Diversification Opportunities for Mainstay Winslow and Mainstay Income
0.29 | Correlation Coefficient |
Modest diversification
The 3 months correlation between MainStay and Mainstay is 0.29. Overlapping area represents the amount of risk that can be diversified away by holding Mainstay Winslow Large and Mainstay Income Builder in the same portfolio, assuming nothing else is changed. The correlation between historical prices or returns on Mainstay Income Builder and Mainstay Winslow is a relative statistical measure of the degree to which these equity instruments tend to move together. The correlation coefficient measures the extent to which returns on Mainstay Winslow Large are associated (or correlated) with Mainstay Income. Values of the correlation coefficient range from -1 to +1, where. The correlation of zero (0) is possible when the price movement of Mainstay Income Builder has no effect on the direction of Mainstay Winslow i.e., Mainstay Winslow and Mainstay Income go up and down completely randomly.
Pair Corralation between Mainstay Winslow and Mainstay Income
Assuming the 90 days horizon Mainstay Winslow Large is expected to generate 2.41 times more return on investment than Mainstay Income. However, Mainstay Winslow is 2.41 times more volatile than Mainstay Income Builder. It trades about 0.14 of its potential returns per unit of risk. Mainstay Income Builder is currently generating about 0.12 per unit of risk. If you would invest 1,067 in Mainstay Winslow Large on August 29, 2024 and sell it today you would earn a total of 38.00 from holding Mainstay Winslow Large or generate 3.56% return on investment over 90 days.

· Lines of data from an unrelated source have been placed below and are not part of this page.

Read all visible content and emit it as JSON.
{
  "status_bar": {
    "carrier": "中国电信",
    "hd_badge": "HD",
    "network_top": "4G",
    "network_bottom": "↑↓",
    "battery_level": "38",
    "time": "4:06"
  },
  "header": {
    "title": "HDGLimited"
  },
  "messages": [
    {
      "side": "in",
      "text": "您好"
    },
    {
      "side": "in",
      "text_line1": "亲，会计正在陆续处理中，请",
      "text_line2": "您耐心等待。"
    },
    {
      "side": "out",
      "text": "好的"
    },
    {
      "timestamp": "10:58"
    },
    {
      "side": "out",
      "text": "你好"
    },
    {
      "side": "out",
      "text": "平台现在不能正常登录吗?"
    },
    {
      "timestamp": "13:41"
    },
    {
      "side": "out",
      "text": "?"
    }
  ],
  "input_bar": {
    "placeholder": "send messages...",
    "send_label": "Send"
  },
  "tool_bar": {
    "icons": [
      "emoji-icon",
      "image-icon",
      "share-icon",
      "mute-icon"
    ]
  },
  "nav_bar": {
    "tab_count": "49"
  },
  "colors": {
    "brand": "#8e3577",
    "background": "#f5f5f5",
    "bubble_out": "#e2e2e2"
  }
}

Time Period | 3 Months [change] |
Direction | Moves Together |
Strength | Very Weak |
Accuracy | 100.0% |
Values | Daily Returns |
Mainstay Winslow Large vs. Mainstay Income Builder
Performance |
Timeline |
Mainstay Winslow Large |
Mainstay Income Builder |
Mainstay Winslow and Mainstay Income Volatility Contrast
Predicted Return Density |
Returns |
Pair Trading with Mainstay Winslow and Mainstay Income
The main advantage of trading using opposite Mainstay Winslow and Mainstay Income positions is that it hedges away some unsystematic risk. Because of two separate transactions, even if Mainstay Winslow position performs unexpectedly, Mainstay Income can make up some of the losses. Pair trading also minimizes risk from directional movements in the market. For example, if an entire industry or sector drops because of unexpected headlines, the short position in Mainstay Income will offset losses from the drop in Mainstay Income's long position.Mainstay Winslow vs. Power Global Tactical | Mainstay Winslow vs. Wasatch Global Opportunities | Mainstay Winslow vs. Dreyfusstandish Global Fixed | Mainstay Winslow vs. Ab Global Risk |
Mainstay Income vs. Artisan Small Cap | Mainstay Income vs. Small Pany Growth | Mainstay Income vs. Tax Managed Mid Small | Mainstay Income vs. Us Small Cap |
Check out your portfolio center.Note that this page's information should be used as a complementary analysis to find the right mix of equity instruments to add to your existing portfolios or create a brand new portfolio. You can also try the Competition Analyzer module to analyze and compare many basic indicators for a group of related or unrelated entities.